Mais ce libéral est animé de solides convictions progressistes. Opposé à la peine de mort, il est l’un des rares écrivains, avec Alexandre Dumas et Victor Hugo, à dénoncer l’esclavage ; il se montre également favorable à l’enseignement gratuit. Il se tient à équidistance du pouvoir et de l’opposition.
Cette indépendance sourcilleuse a glissé progressivement vers un positionnement de plus en plus anti-gouvernemental à la fin des années 1840. Perspicace, Lamartine stigmatise ce qu’il nomme « le système » et qui n’est rien d’autre que le conservatisme étroit dans lequel s’enfonce la monarchie de Juillet sous la houlette hautaine de Guizot.
Lamartine harangue le peuple, 1848, lithographie de Victor Adam extraite de : Un siècle d'histoire de France par l'estampe, 1770-1870, BnF, Paris.

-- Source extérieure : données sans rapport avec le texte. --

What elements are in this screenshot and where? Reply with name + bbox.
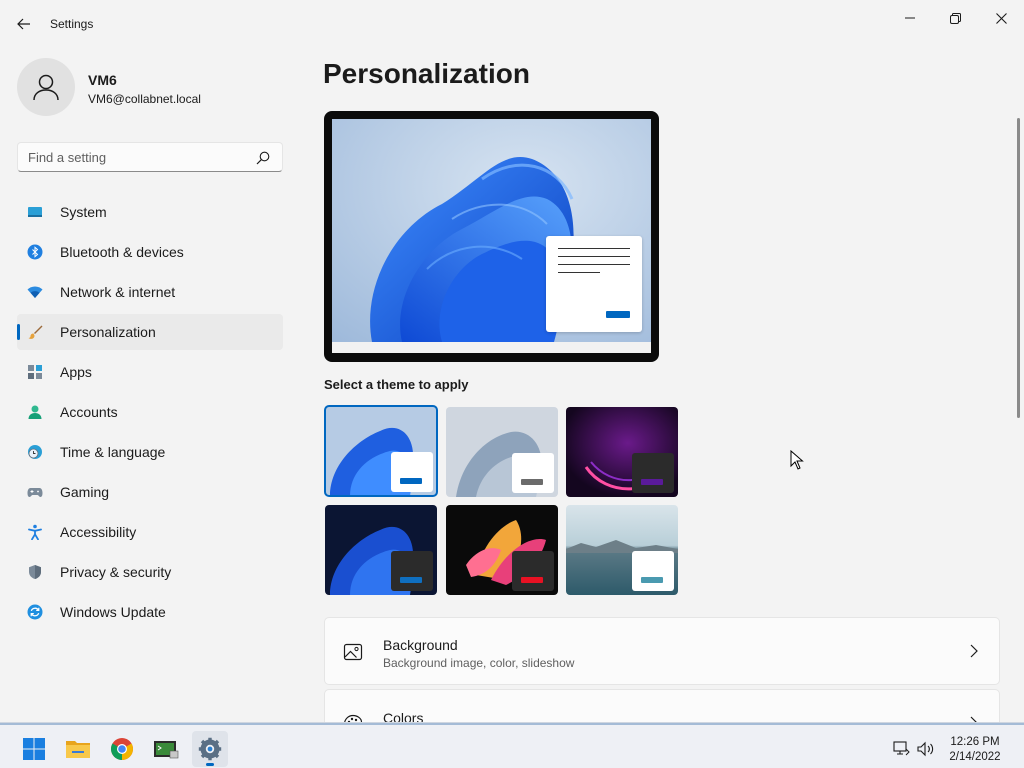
back-button[interactable] bbox=[12, 12, 36, 36]
network-tray-icon[interactable] bbox=[893, 741, 911, 757]
sidebar-item-label: System bbox=[60, 204, 107, 220]
card-title: Background bbox=[383, 637, 458, 653]
sidebar-item-gaming[interactable]: Gaming bbox=[17, 474, 283, 510]
theme-mini-window bbox=[391, 551, 433, 591]
minimize-icon bbox=[905, 17, 915, 19]
theme-sunrise[interactable] bbox=[566, 505, 678, 595]
apps-icon bbox=[28, 365, 42, 379]
theme-mini-window bbox=[512, 551, 554, 591]
restore-button[interactable] bbox=[932, 6, 978, 30]
volume-tray-icon[interactable] bbox=[917, 741, 935, 757]
back-arrow-icon bbox=[17, 18, 30, 30]
brush-icon bbox=[28, 325, 43, 339]
vertical-scrollbar[interactable] bbox=[1017, 118, 1020, 418]
app-title: Settings bbox=[50, 17, 94, 31]
search-icon[interactable] bbox=[256, 151, 270, 165]
sidebar-item-personalization[interactable]: Personalization bbox=[17, 314, 283, 350]
sidebar-item-accounts[interactable]: Accounts bbox=[17, 394, 283, 430]
sidebar-item-label: Windows Update bbox=[60, 604, 166, 620]
theme-flow[interactable] bbox=[446, 505, 558, 595]
clock-date: 2/14/2022 bbox=[949, 751, 1001, 763]
page-title: Personalization bbox=[323, 58, 530, 89]
title-bar: Settings bbox=[0, 0, 1024, 48]
gamepad-icon bbox=[27, 488, 43, 497]
taskbar-top-accent bbox=[0, 723, 1024, 725]
chevron-right-icon bbox=[970, 644, 978, 658]
taskbar: 12:26 PM 2/14/2022 bbox=[0, 722, 1024, 768]
sidebar-item-network[interactable]: Network & internet bbox=[17, 274, 283, 310]
mouse-cursor-icon bbox=[790, 450, 804, 470]
sidebar-item-label: Personalization bbox=[60, 324, 156, 340]
theme-mini-window bbox=[391, 452, 433, 492]
chrome-icon bbox=[111, 738, 133, 760]
theme-mini-window bbox=[632, 551, 674, 591]
preview-line bbox=[558, 248, 630, 249]
taskbar-clock[interactable]: 12:26 PM 2/14/2022 bbox=[940, 735, 1010, 765]
close-icon bbox=[995, 12, 1007, 24]
theme-windows-glow[interactable] bbox=[446, 407, 558, 497]
sidebar-item-time-language[interactable]: Time & language bbox=[17, 434, 283, 470]
preview-line bbox=[558, 256, 630, 257]
preview-line bbox=[558, 264, 630, 265]
sidebar-item-label: Time & language bbox=[60, 444, 166, 460]
accounts-icon bbox=[28, 405, 42, 419]
sidebar-item-bluetooth[interactable]: Bluetooth & devices bbox=[17, 234, 283, 270]
theme-mini-window bbox=[512, 453, 554, 493]
taskbar-chrome[interactable] bbox=[104, 731, 140, 767]
sidebar-item-apps[interactable]: Apps bbox=[17, 354, 283, 390]
background-setting-card[interactable]: Background Background image, color, slid… bbox=[324, 617, 1000, 685]
sidebar-item-system[interactable]: System bbox=[17, 194, 283, 230]
clock-globe-icon bbox=[28, 445, 42, 459]
update-icon bbox=[27, 604, 43, 620]
wifi-icon bbox=[27, 286, 43, 298]
sidebar-item-label: Privacy & security bbox=[60, 564, 172, 580]
bluetooth-icon bbox=[27, 244, 43, 260]
start-icon bbox=[23, 738, 45, 760]
card-subtitle: Background image, color, slideshow bbox=[383, 656, 575, 670]
picture-icon bbox=[343, 643, 363, 661]
sidebar-item-label: Apps bbox=[60, 364, 92, 380]
sidebar-item-label: Accessibility bbox=[60, 524, 137, 540]
sidebar-item-privacy[interactable]: Privacy & security bbox=[17, 554, 283, 590]
search-box[interactable] bbox=[17, 142, 283, 172]
theme-section-label: Select a theme to apply bbox=[324, 377, 469, 392]
restore-icon bbox=[949, 12, 961, 24]
sidebar-nav: System Bluetooth & devices Network & int… bbox=[17, 194, 283, 634]
file-explorer-icon bbox=[66, 741, 90, 758]
user-email: VM6@collabnet.local bbox=[88, 92, 201, 106]
sidebar-item-label: Network & internet bbox=[60, 284, 176, 300]
theme-windows-dark[interactable] bbox=[325, 505, 437, 595]
taskbar-settings[interactable] bbox=[192, 731, 228, 767]
terminal-icon bbox=[154, 741, 179, 759]
sidebar-item-label: Accounts bbox=[60, 404, 118, 420]
preview-wallpaper bbox=[332, 119, 651, 342]
user-icon bbox=[33, 74, 59, 101]
avatar[interactable] bbox=[17, 58, 75, 116]
preview-sample-window bbox=[546, 236, 642, 332]
theme-windows-light[interactable] bbox=[324, 405, 438, 497]
system-icon bbox=[28, 207, 42, 217]
preview-taskbar bbox=[332, 342, 651, 353]
close-button[interactable] bbox=[978, 6, 1024, 30]
user-name: VM6 bbox=[88, 72, 117, 88]
theme-preview bbox=[324, 111, 659, 362]
taskbar-file-explorer[interactable] bbox=[60, 731, 96, 767]
sidebar-item-label: Gaming bbox=[60, 484, 110, 500]
sidebar-item-label: Bluetooth & devices bbox=[60, 244, 184, 260]
shield-icon bbox=[29, 565, 41, 579]
preview-accent-button bbox=[606, 311, 630, 318]
accessibility-icon bbox=[28, 524, 42, 540]
clock-time: 12:26 PM bbox=[950, 736, 1000, 748]
theme-captured-motion[interactable] bbox=[566, 407, 678, 497]
sidebar-item-windows-update[interactable]: Windows Update bbox=[17, 594, 283, 630]
minimize-button[interactable] bbox=[887, 6, 933, 30]
sidebar-item-accessibility[interactable]: Accessibility bbox=[17, 514, 283, 550]
taskbar-terminal[interactable] bbox=[148, 731, 184, 767]
settings-icon bbox=[198, 737, 222, 761]
preview-line bbox=[558, 272, 600, 273]
start-button[interactable] bbox=[16, 731, 52, 767]
theme-mini-window bbox=[632, 453, 674, 493]
search-input[interactable] bbox=[28, 149, 248, 165]
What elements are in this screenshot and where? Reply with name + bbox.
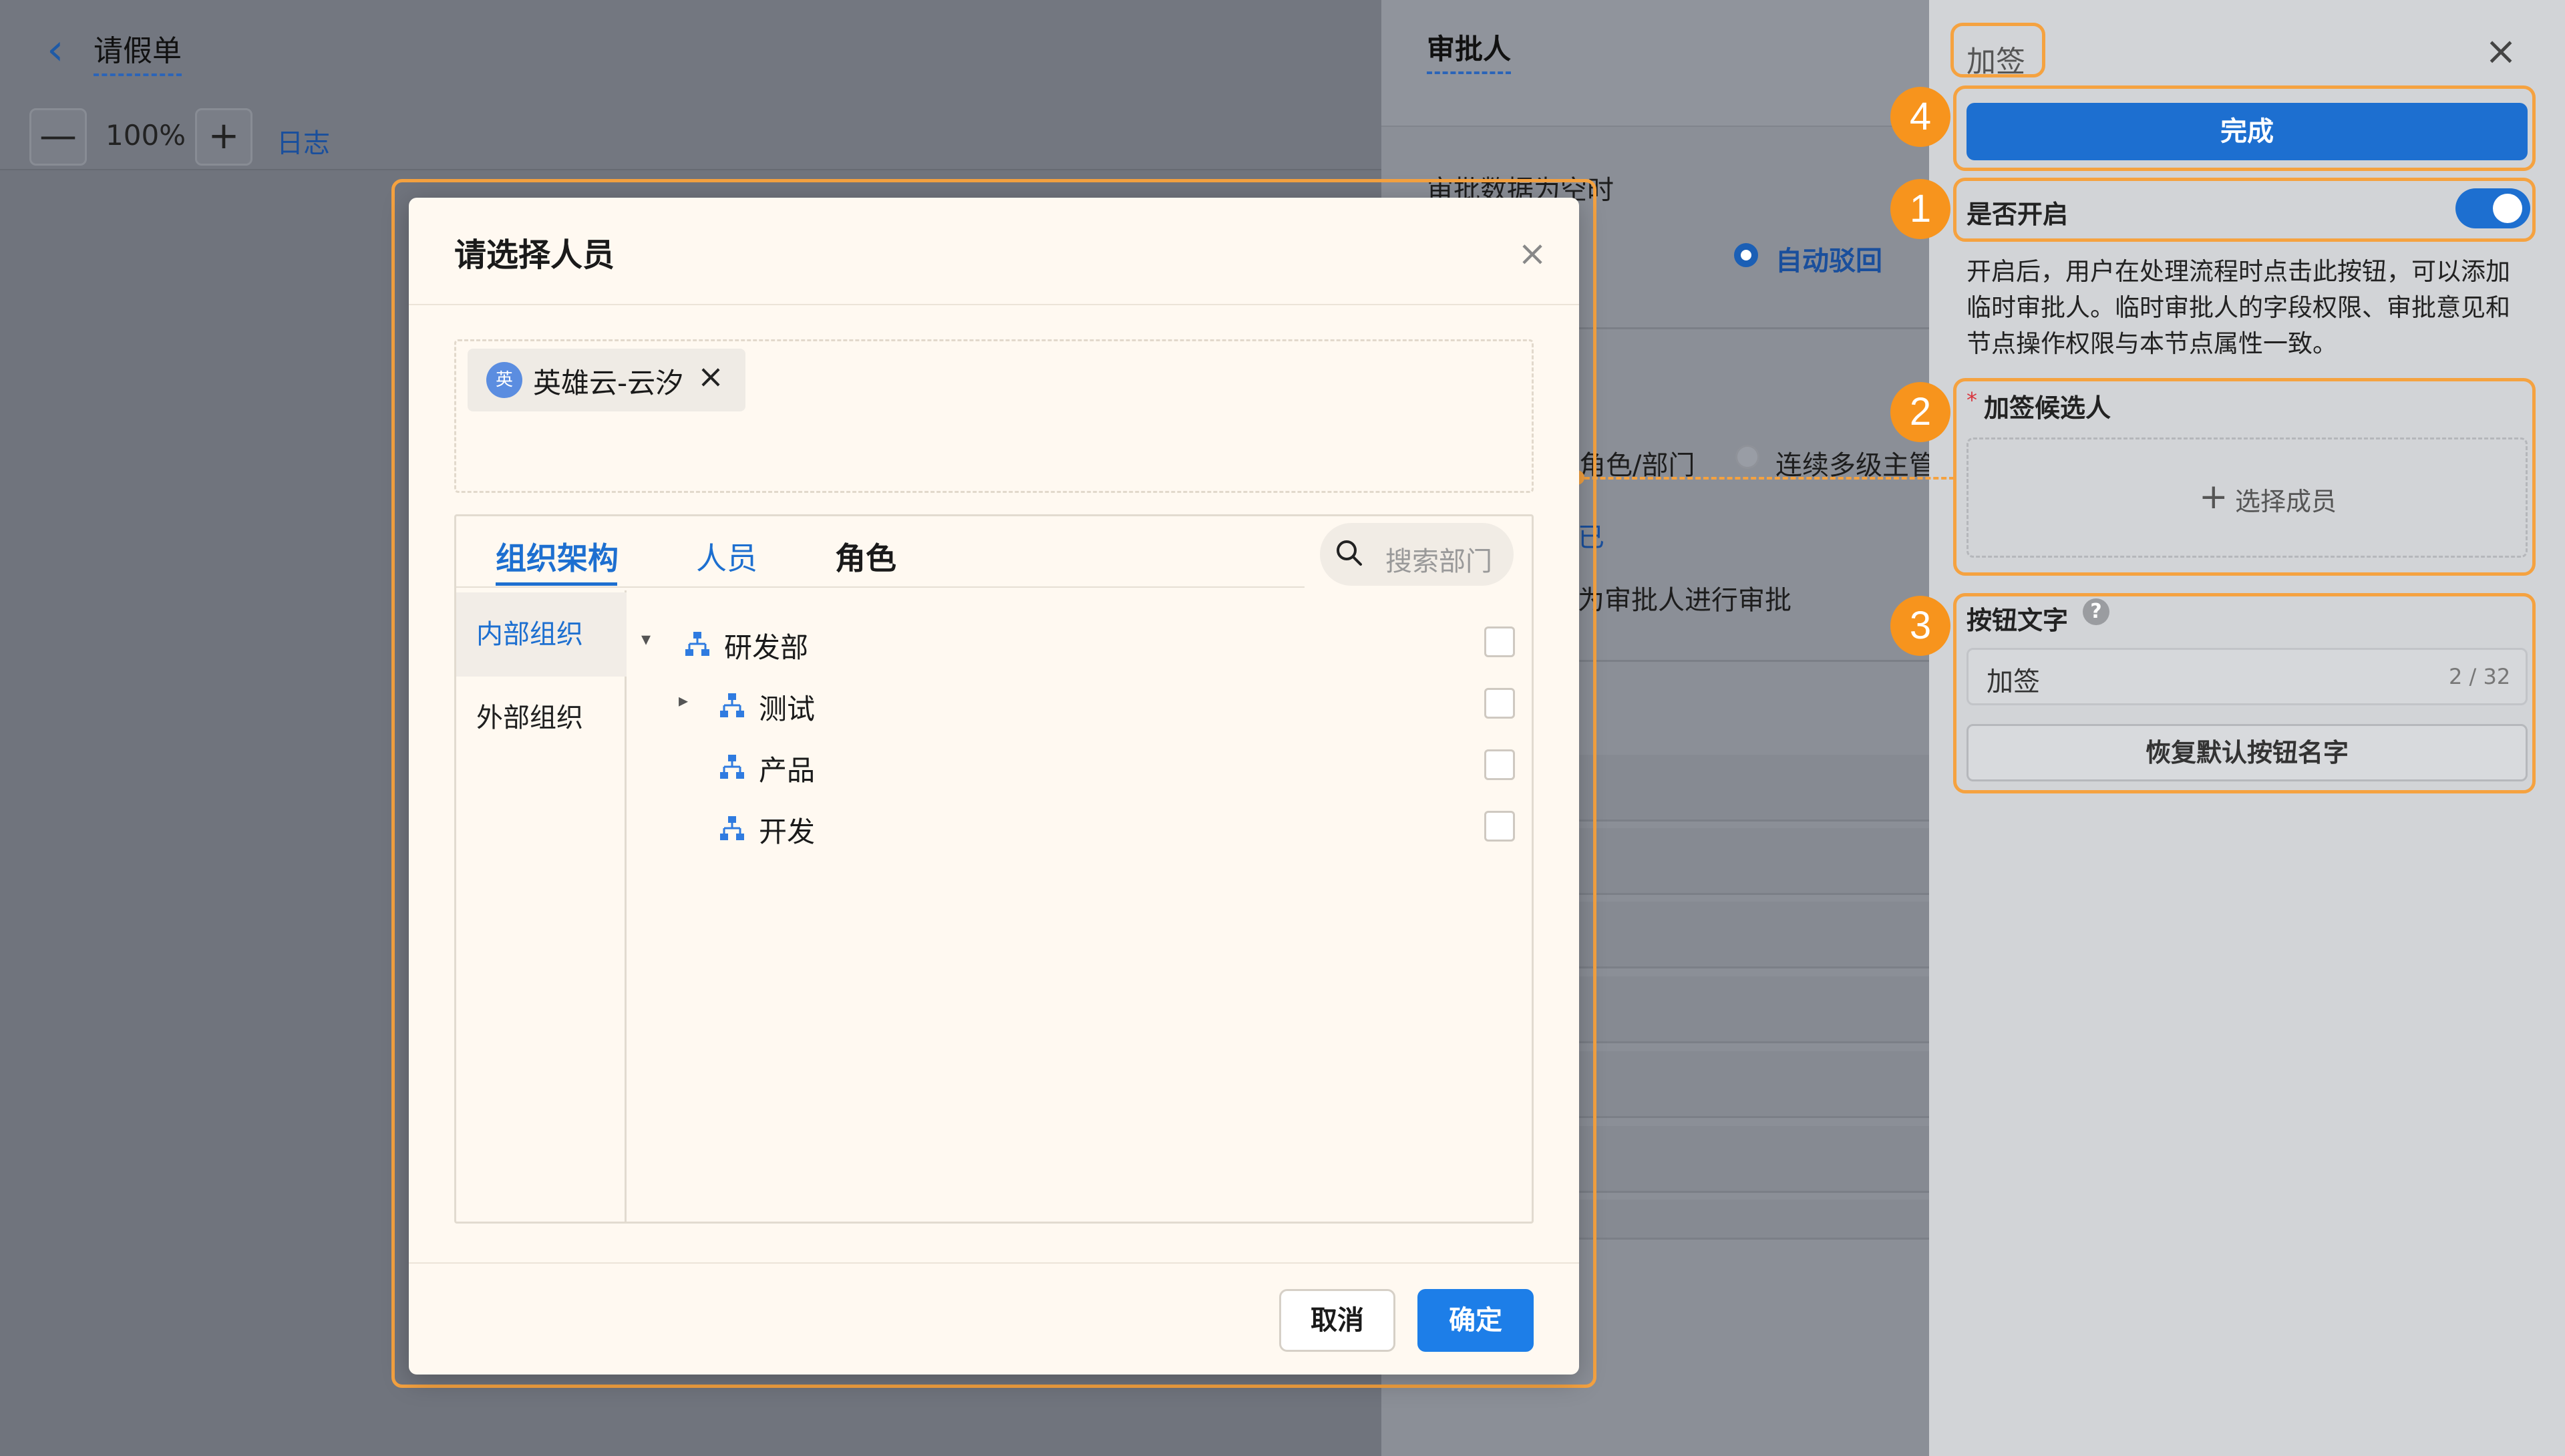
org-chart-icon — [685, 632, 709, 656]
active-tab-indicator — [496, 582, 617, 586]
search-icon — [1337, 540, 1362, 566]
toggle-knob — [2493, 194, 2522, 223]
divider — [456, 586, 1305, 588]
tree-node-label[interactable]: 研发部 — [724, 625, 808, 666]
back-arrow-icon[interactable]: ‹ — [47, 27, 87, 73]
collapse-caret-icon[interactable]: ▸ — [679, 689, 688, 711]
step-badge-2: 2 — [1890, 382, 1950, 442]
candidates-label: 加签候选人 — [1984, 393, 2111, 423]
step-badge-1: 1 — [1890, 179, 1950, 239]
tree-node-label[interactable]: 开发 — [759, 809, 815, 850]
tree-node-label[interactable]: 测试 — [759, 687, 815, 727]
countersign-panel-title: 加签 — [1966, 45, 2025, 79]
remove-tag-icon[interactable]: × — [692, 358, 729, 395]
tree-node-label[interactable]: 产品 — [759, 748, 815, 789]
done-button[interactable]: 完成 — [1966, 103, 2528, 160]
selected-person-name: 英雄云-云汐 — [533, 367, 684, 399]
zoom-level: 100% — [106, 119, 186, 152]
divider — [409, 304, 1579, 305]
avatar: 英 — [486, 362, 522, 398]
countersign-description: 开启后，用户在处理流程时点击此按钮，可以添加临时审批人。临时审批人的字段权限、审… — [1966, 257, 2510, 358]
tab-org-structure[interactable]: 组织架构 — [496, 534, 619, 578]
tab-roles[interactable]: 角色 — [835, 534, 896, 578]
org-chart-icon — [720, 816, 744, 840]
cancel-button[interactable]: 取消 — [1279, 1289, 1395, 1352]
enable-label: 是否开启 — [1966, 200, 2069, 229]
confirm-button[interactable]: 确定 — [1417, 1289, 1534, 1352]
modal-close-icon[interactable]: × — [1512, 234, 1552, 274]
reset-button-name-button[interactable]: 恢复默认按钮名字 — [1966, 724, 2528, 781]
side-item-internal-org[interactable]: 内部组织 — [456, 592, 627, 677]
tree-node-checkbox[interactable] — [1484, 749, 1515, 780]
org-chart-icon — [720, 755, 744, 779]
connector-line — [1576, 477, 1954, 480]
auto-reject-label[interactable]: 自动驳回 — [1775, 239, 1882, 278]
expand-caret-icon[interactable]: ▾ — [641, 628, 651, 650]
close-icon[interactable]: × — [2481, 31, 2521, 71]
button-text-value: 加签 — [1987, 667, 2040, 697]
required-mark: * — [1966, 387, 1977, 413]
tab-people[interactable]: 人员 — [696, 534, 757, 578]
search-placeholder: 搜索部门 — [1385, 546, 1492, 577]
document-title: 请假单 — [94, 27, 182, 76]
button-text-label: 按钮文字 — [1966, 606, 2069, 635]
zoom-in-button[interactable]: + — [195, 108, 252, 166]
side-item-external-org[interactable]: 外部组织 — [456, 676, 627, 760]
zoom-out-button[interactable]: — — [29, 108, 87, 166]
char-counter: 2 / 32 — [2449, 664, 2511, 689]
tree-node-checkbox[interactable] — [1484, 688, 1515, 719]
auto-reject-radio[interactable] — [1734, 243, 1758, 267]
tree-node-checkbox[interactable] — [1484, 811, 1515, 842]
divider — [409, 1262, 1579, 1264]
tree-node-checkbox[interactable] — [1484, 626, 1515, 657]
multi-manager-radio[interactable] — [1735, 445, 1759, 469]
approve-as-text: 为审批人进行审批 — [1578, 585, 1791, 616]
plus-icon: + — [2199, 477, 2228, 517]
help-icon[interactable]: ? — [2083, 598, 2109, 625]
step-badge-3: 3 — [1890, 596, 1950, 656]
approver-panel-title: 审批人 — [1427, 27, 1512, 74]
log-link[interactable]: 日志 — [277, 122, 330, 160]
button-text-input[interactable] — [1966, 648, 2528, 705]
step-badge-4: 4 — [1890, 87, 1950, 147]
org-chart-icon — [720, 693, 744, 717]
select-member-label[interactable]: 选择成员 — [2235, 481, 2337, 518]
modal-title: 请选择人员 — [454, 236, 615, 274]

Lamartine métamorphosé en imprécateur
Très en verve, le 11 février à la Chambre des députés, il étrille le régime. Ce jour-là, il évoque les tensions qui se manifestent dans le pays et demande au gouvernement qu’on règle et non qu’on supprime l’exercice du droit de réunion :
« Non, messieurs, dit-il aux ministres. Ne vous y trompez pas. Ce n’est pas ici une agitation artificielle (…) Ce phénomène vient de ce que le pays s’est enfin rendu compte de l’obstination du faux système par lequel on l’entraîne en dehors de toutes ses lignes à l’intérieur, en dehors de toute sa politique, de sa dignité et même de sa sûreté à l’extérieur (…) Quand il a vu ce système obstiné de restriction légale au-dedans, de véritable oligarchie se fondant à la place de la grande démocratie régulière promise en 1830, quand il a vu que ce système changeait de mains sans changer d’action et qu’il voyait toujours les mêmes choses sous d’autres hommes, quand il a vu la corruption monter cette année comme un flot impur jusque sous les pieds des pouvoirs publics (…) alors oui, il s’est ému ! et il a montré par cette émotion même qu’il était un sage et prudent pays. »
Et Lamartine de conclure par cet avertissement : « Souvenez-vous que vous allez créer un grand péril. Souvenez-vous du Jeu de Paume et de ses suites. Qu’est-ce que le Jeu de Paume de Versailles en 1789 ? Le Jeu de Paume ne fut qu’un lieu de réunion politique des États généraux fermé par les ministres et rouvert par la main de la nation à la représentation outragée du pays. »
À quelques jours de la révolution de 1848, Alphonse de Lamartine se pose en procureur implacable de la monarchie de Juillet. Il appelle également à participer au banquet qui met le feu aux poudres à Paris. Pourtant, il s’avère absent les 22 et 23 février. On ne le voit nulle part. Il est tout de même tenu informé des « accidents des deux journées » par des amis qui viennent lui rapporter l’enchaînement des événements.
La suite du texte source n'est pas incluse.